In the years after Marlinspike published his post, the industry focus was entirely on building foundational infrastructure at the protocol layer: Ethereum successfully transitioned from PoW to PoS, which was one of the largest upgrades in the history of existing major distributed systems, laying the groundwork for all subsequent optimizations. Scaling is another big mountain. When Marlinspike wrote at the time, minting NFTs often required paying hundreds of dollars in Gas fees; today, Ethereum’s ecosystem processes transaction volumes up by several orders of magnitude, and scaling iteration has never stopped.

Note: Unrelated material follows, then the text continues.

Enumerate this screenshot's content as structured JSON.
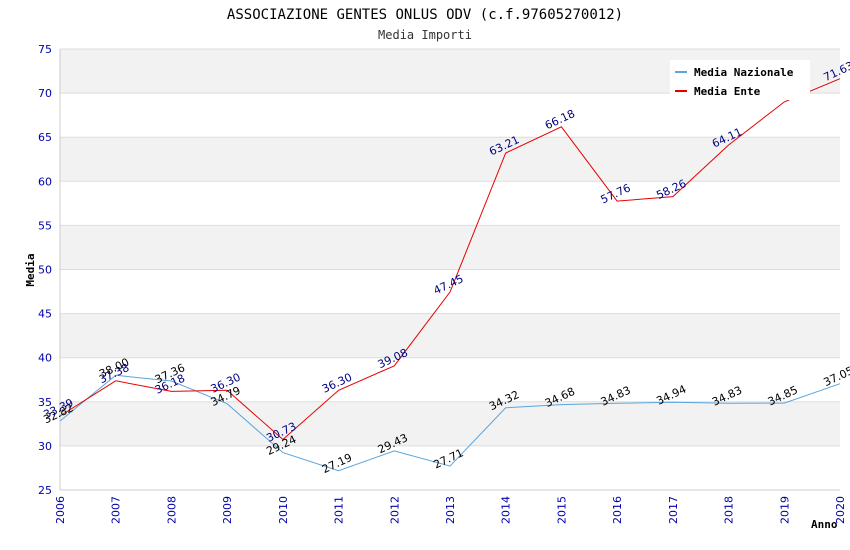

With the foundational infrastructure largely in place, the industry has finally refocused on the core pain point Marlinspike directly pointed out—the problem of the rampant proliferation of centralized intermediaries.
Now we’re at the present. A few weeks ago, the Ethereum Foundation announced an internal reorganization, and the access layer became the second-largest business segment. The core goals of this segment are: to ensure that when users call upper-layer applications, Ethereum’s core values of decentralization, neutrality, and security won’t disappear out of thin air, while making privacy protection a foundational capability. Solving the rampant proliferation of centralized intermediaries is precisely the core work of the access layer.
I myself will also take part in research and development related to the access layer. In the future, I’ll publish more articles to explain in detail how this segment can address the industry’s problems from back then. Being able to help narrow the gap between Ethereum’s vision and users’ real experience is something I’m truly looking forward to.